From: ben.dooks@codethink.co.uk (Ben Dooks)
To: linux-arm-kernel@lists.infradead.org
Subject: updates for be8 patch series
Date: Wed, 24 Jul 2013 11:46:44 +0100 [thread overview]
Message-ID: <51EFB094.3050002@codethink.co.uk> (raw)
In-Reply-To: <CAA3XUr31LAJ3+iWq5gXb+JZO-1G96waOFy-RBVZQEW-djj3dYA@mail.gmail.com>
On 24/07/13 02:06, Victor Kamensky wrote:
> Hi Ben,
>
> Let me split off atomic64 from other issues, so we have focused topic here.
>
> Please see atomic64 issue test case below. Please try it in your setup. I've
> run on Pandaboard ES with my set of patches, but I believe it should be the
> same in your case.
>
> <snip>
>
>>> Index: linux-linaro-tracking/arch/arm/include/asm/atomic.h
>>> ===================================================================
>>> --- linux-linaro-tracking.orig/arch/arm/include/asm/atomic.h
>>> +++ linux-linaro-tracking/arch/arm/include/asm/atomic.h
>>> @@ -301,8 +301,13 @@ static inline void atomic64_add(u64 i, a
>>>
>>> __asm__ __volatile__("@ atomic64_add\n"

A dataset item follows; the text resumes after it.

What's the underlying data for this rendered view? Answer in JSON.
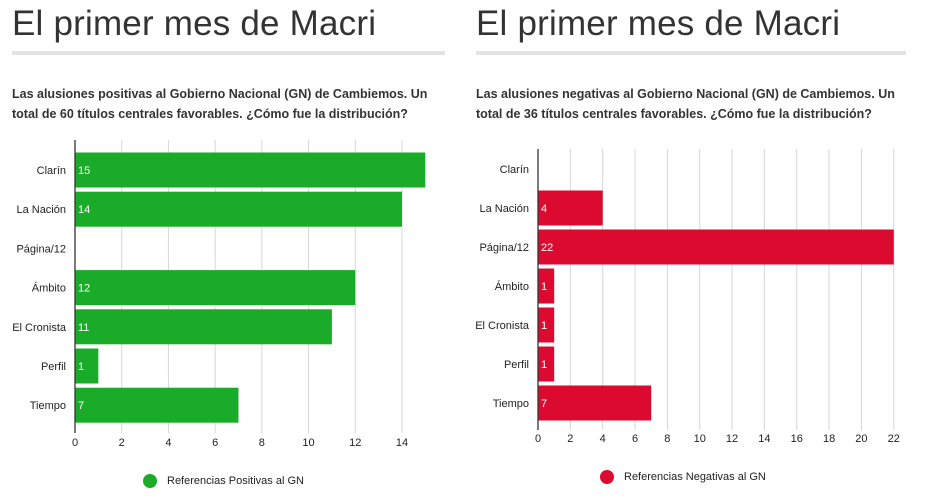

>>> "1: ldrexd %0, %H0, [%3]\n"
>>> +#ifndef CONFIG_CPU_BIG_ENDIAN /* little endian */
>>> " adds %0, %0, %4\n"
>>> " adc %H0, %H0, %H4\n"
>>> +#else
>>> +" adds %H0, %H0, %H4\n"
>>> +" adc %0, %0, %4\n"
>>> +#endif
>>> " strexd %1, %0, %H0, [%3]\n"
>>> " teq %1, #0\n"
>>> " bne 1b"
>>> @@ -320,8 +325,13 @@ static inline u64 atomic64_add_return(u6
>>>
>>> __asm__ __volatile__("@ atomic64_add_return\n"
>>> "1: ldrexd %0, %H0, [%3]\n"
>>> +#ifndef CONFIG_CPU_BIG_ENDIAN /* little endian */
>>> " adds %0, %0, %4\n"
>>> " adc %H0, %H0, %H4\n"
>>> +#else
>>> +" adds %H0, %H0, %H4\n"
>>> +" adc %0, %0, %4\n"
>>> +#endif
>>> " strexd %1, %0, %H0, [%3]\n"
>>> " teq %1, #0\n"
>>> " bne 1b"
>>> @@ -341,8 +351,13 @@ static inline void atomic64_sub(u64 i, a
>>>
>>> __asm__ __volatile__("@ atomic64_sub\n"
>>> "1: ldrexd %0, %H0, [%3]\n"
>>> +#ifndef CONFIG_CPU_BIG_ENDIAN /* little endian */
>>> " subs %0, %0, %4\n"
>>> " sbc %H0, %H0, %H4\n"
>>> +#else
>>> +" subs %H0, %H0, %H4\n"
>>> +" sbc %0, %0, %4\n"
>>> +#endif
>>> " strexd %1, %0, %H0, [%3]\n"
>>> " teq %1, #0\n"
>>> " bne 1b"
>>> @@ -360,8 +375,13 @@ static inline u64 atomic64_sub_return(u6
>>>
>>> __asm__ __volatile__("@ atomic64_sub_return\n"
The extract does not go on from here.